To prevent a modus vivendi among various cultures from degenerating into amoral relativism, Gray proposes replacing the fulfillment of universal human rights with the protection of universal human needs as a government's primary responsibility. "The requirements of legitimacy that all contemporary regimes should meet are not the free-standing rights of recent liberal orthodoxy," he explains. "They are enforceable conventions, framed to give protection against injuries to human interests that make any kind of worthwhile life impossible." Because of this, Gray claims, "Liberals and pluralists walk side by side in resisting totalitarian and fundamentalist regimes." Gray's needs-based criterion of political legitimacy would exclude societies like National Socialist Germany, South Africa and Mao Tse-tung's China, but not, he says, authoritarian Singapore or Castro's Cuba. In the last decade, many critics have objected to Gray's frequently repeated assertion that some nondemocratic and nonliberal regimes may adequately meet the needs of their people. The alternative, though, is to dismiss almost all long-enduring governments in recorded history, and many of those in the United Nations, as inherently illegitimate.

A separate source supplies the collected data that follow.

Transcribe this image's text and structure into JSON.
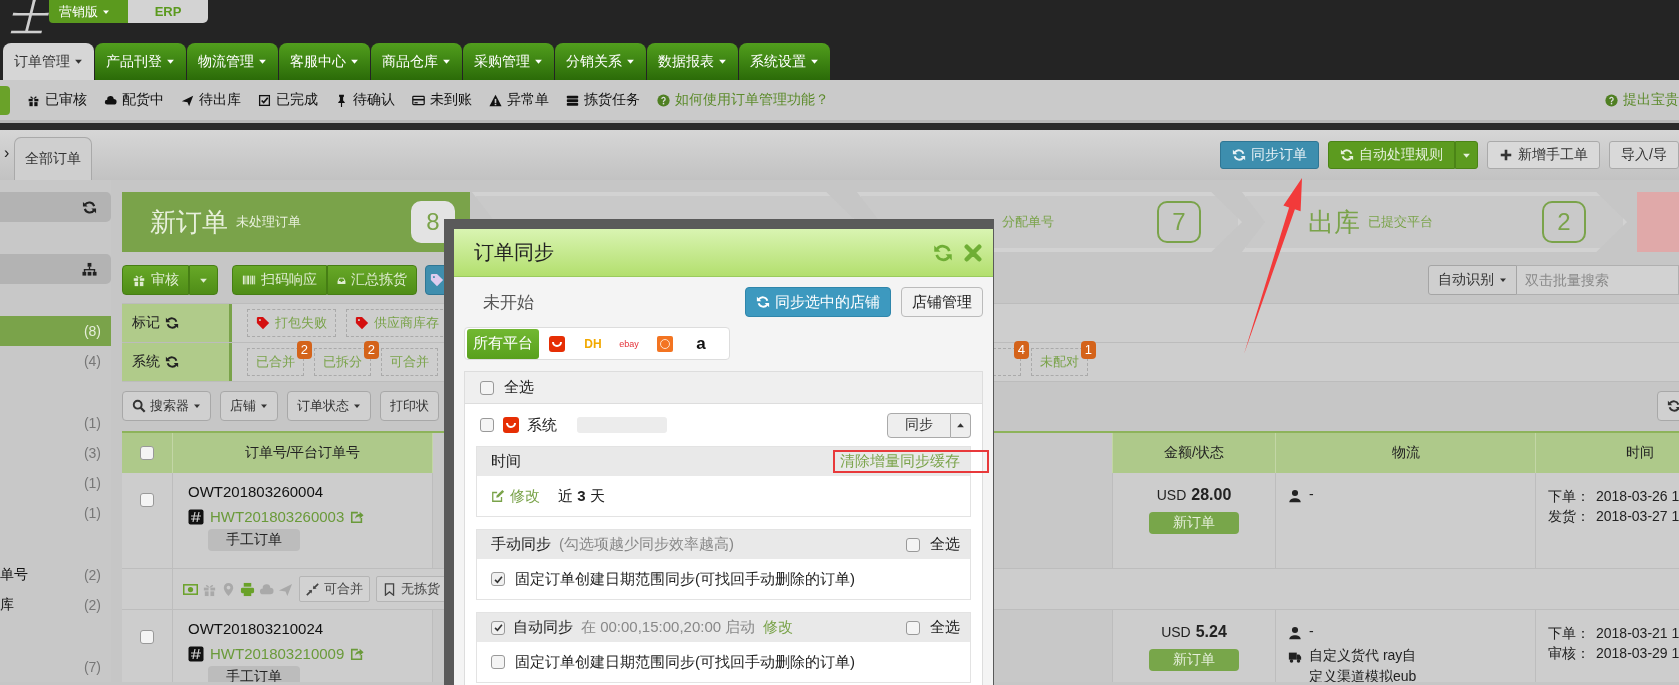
{
  "header": {
    "logo": "士",
    "edition_menu": "营销版",
    "erp_tab": "ERP"
  },
  "nav_tabs": [
    {
      "label": "订单管理",
      "selected": true
    },
    {
      "label": "产品刊登",
      "selected": false
    },
    {
      "label": "物流管理",
      "selected": false
    },
    {
      "label": "客服中心",
      "selected": false
    },
    {
      "label": "商品仓库",
      "selected": false
    },
    {
      "label": "采购管理",
      "selected": false
    },
    {
      "label": "分销关系",
      "selected": false
    },
    {
      "label": "数据报表",
      "selected": false
    },
    {
      "label": "系统设置",
      "selected": false
    }
  ],
  "subnav": {
    "items": [
      "已审核",
      "配货中",
      "待出库",
      "已完成",
      "待确认",
      "未到账",
      "异常单",
      "拣货任务"
    ],
    "help_link": "如何使用订单管理功能？",
    "feedback_link": "提出宝贵"
  },
  "breadcrumb": {
    "expander": "›",
    "tab": "全部订单"
  },
  "actions": [
    {
      "label": "同步订单",
      "kind": "info",
      "split": false
    },
    {
      "label": "自动处理规则",
      "kind": "success",
      "split": true
    },
    {
      "label": "新增手工单",
      "kind": "default",
      "split": false
    },
    {
      "label": "导入/导",
      "kind": "default",
      "split": false
    }
  ],
  "sidebar": {
    "items": [
      {
        "kind": "header"
      },
      {
        "kind": "gap"
      },
      {
        "kind": "header"
      },
      {
        "kind": "gap"
      },
      {
        "kind": "item",
        "count": "(8)",
        "selected": true
      },
      {
        "kind": "item",
        "count": "(4)",
        "selected": false
      },
      {
        "kind": "gap"
      },
      {
        "kind": "item",
        "count": "(1)",
        "selected": false
      },
      {
        "kind": "item",
        "count": "(3)",
        "selected": false
      },
      {
        "kind": "item",
        "count": "(1)",
        "selected": false
      },
      {
        "kind": "item",
        "count": "(1)",
        "selected": false
      },
      {
        "kind": "gap"
      },
      {
        "kind": "item",
        "label": "单号",
        "count": "(2)",
        "selected": false
      },
      {
        "kind": "item",
        "label": "库",
        "count": "(2)",
        "selected": false
      },
      {
        "kind": "gap"
      },
      {
        "kind": "item",
        "count": "(7)",
        "selected": false
      }
    ]
  },
  "status_cards": [
    {
      "kind": "active",
      "title": "新订单",
      "subtitle": "未处理订单",
      "count": "8"
    },
    {
      "kind": "plain"
    },
    {
      "kind": "plain",
      "subtitle": "分配单号",
      "count": "7"
    },
    {
      "kind": "plain",
      "title": "出库",
      "subtitle": "已提交平台",
      "count": "2"
    },
    {
      "kind": "alert"
    }
  ],
  "order_toolbar": {
    "review_button": "审核",
    "scan_button": "扫码响应",
    "summary_button": "汇总拣货",
    "search_mode": "自动识别",
    "search": {
      "placeholder": "双击批量搜索"
    }
  },
  "tag_rows": [
    {
      "label": "标记",
      "tags": [
        {
          "kind": "flag",
          "label": "打包失败"
        },
        {
          "kind": "flag",
          "label": "供应商库存"
        }
      ]
    },
    {
      "label": "系统",
      "tags": [
        {
          "kind": "count",
          "label": "已合并",
          "badge": "2"
        },
        {
          "kind": "count",
          "label": "已拆分",
          "badge": "2"
        },
        {
          "kind": "count",
          "label": "可合并"
        },
        {
          "kind": "count",
          "badge": "4"
        },
        {
          "kind": "count",
          "label": "未配对",
          "badge": "1"
        }
      ]
    }
  ],
  "filters": [
    {
      "label": "搜索器",
      "dropdown": true
    },
    {
      "label": "店铺",
      "dropdown": true
    },
    {
      "label": "订单状态",
      "dropdown": true
    },
    {
      "label": "打印状",
      "dropdown": false
    }
  ],
  "table": {
    "columns": [
      {
        "kind": "check",
        "checked": false
      },
      {
        "label": "订单号/平台订单号"
      },
      {
        "label": "金额/状态"
      },
      {
        "label": "物流"
      },
      {
        "label": "时间"
      }
    ],
    "rows": [
      {
        "checked": false,
        "order_no": "OWT201803260004",
        "platform_order_no": "HWT201803260003",
        "tag": "手工订单",
        "currency": "USD",
        "amount": "28.00",
        "status": "新订单",
        "logistics": [
          {
            "kind": "person",
            "text": "-"
          }
        ],
        "times": [
          {
            "label": "下单：",
            "value": "2018-03-26 1"
          },
          {
            "label": "发货：",
            "value": "2018-03-27 1"
          }
        ],
        "actions": [
          "可合并",
          "无拣货"
        ]
      },
      {
        "checked": false,
        "order_no": "OWT201803210024",
        "platform_order_no": "HWT201803210009",
        "tag": "手工订单",
        "currency": "USD",
        "amount": "5.24",
        "status": "新订单",
        "logistics": [
          {
            "kind": "person",
            "text": "-"
          },
          {
            "kind": "truck",
            "text": "自定义货代 ray自定义渠道模拟eub"
          }
        ],
        "times": [
          {
            "label": "下单：",
            "value": "2018-03-21 1"
          },
          {
            "label": "审核：",
            "value": "2018-03-29 1"
          }
        ]
      }
    ]
  },
  "modal": {
    "title": "订单同步",
    "status": "未开始",
    "sync_button": "同步选中的店铺",
    "manage_button": "店铺管理",
    "platforms": [
      {
        "kind": "text",
        "label": "所有平台",
        "selected": true
      },
      {
        "kind": "logo",
        "selected": false
      },
      {
        "kind": "wordmark",
        "label": "DH",
        "selected": false
      },
      {
        "kind": "wordmark",
        "label": "ebay",
        "selected": false
      },
      {
        "kind": "logo",
        "selected": false
      },
      {
        "kind": "wordmark",
        "label": "a",
        "selected": false
      }
    ],
    "select_all": {
      "label": "全选",
      "checked": false
    },
    "stores": [
      {
        "name": "系统",
        "checked": false,
        "sync_button": "同步",
        "time_label": "时间",
        "clear_cache_link": "清除增量同步缓存",
        "edit_link": "修改",
        "range": "近 **3** 天",
        "manual": {
          "title": "手动同步",
          "hint": "(勾选项越少同步效率越高)",
          "select_all": {
            "label": "全选",
            "checked": false
          },
          "options": [
            {
              "label": "固定订单创建日期范围同步(可找回手动删除的订单)",
              "checked": true
            }
          ]
        },
        "auto": {
          "title": "自动同步",
          "checked": true,
          "schedule": "在 00:00,15:00,20:00 启动",
          "edit_link": "修改",
          "select_all": {
            "label": "全选",
            "checked": false
          },
          "options": [
            {
              "label": "固定订单创建日期范围同步(可找回手动删除的订单)",
              "checked": false
            }
          ]
        }
      }
    ]
  }
}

Perhaps the most debatable element of Gray's argument is his assessment of the challenge that minority cultures pose to majority cultures in contemporary societies. In nation-states like the United States, minorities that diverge greatly from the norm tend to be small and encapsulated, like the Amish and Hasidim, and immigrants tend to assimilate into the mainstream in a few generations. Several of the multinational countries to which Gray alludes--Indonesia and Israel, for example--are more likely to solve their ethnic problems by more or less brutal partition rather than by the devices of territorial and cultural pluralism that Gray cautiously favors. If this is the case, then the idea of modus vivendi may find its greatest relevance as a principle of international order in a world permanently divided among societies with radically different traditions more than as a principle of domestic politics. In his "New Year Letter" (1940), W. H. Auden wrote:

We hoped; we waited for the day
The State would wither clean away,
Expecting the Millennium
That theory promised us would come, It didn't. Specialists must try
To detail all the reasons why...

Gray's minimalist liberalism goes a long way toward answering the need for a low but solid public philosophy in an era in which millennial political creeds have been discredited. If Gray is right, liberalism can be rescued from liberal theorists but only if it returns, chastened, to its modest origins. "The philosophies of John Locke and Immanuel Kant exemplify the liberal project of a universal regime, while those of Thomas Hobbes and David Hume express the liberalism of peaceful coexistence. In more recent times, John Rawls and F.A. Hayek have defended the first liberal philosophy, while Isaiah Berlin and Michael Oakeshott are exemplars of the second." With this masterly summa, John Gray has earned a place for himself in the tradition of Hobbes, Hume, Berlin and Oakeshott.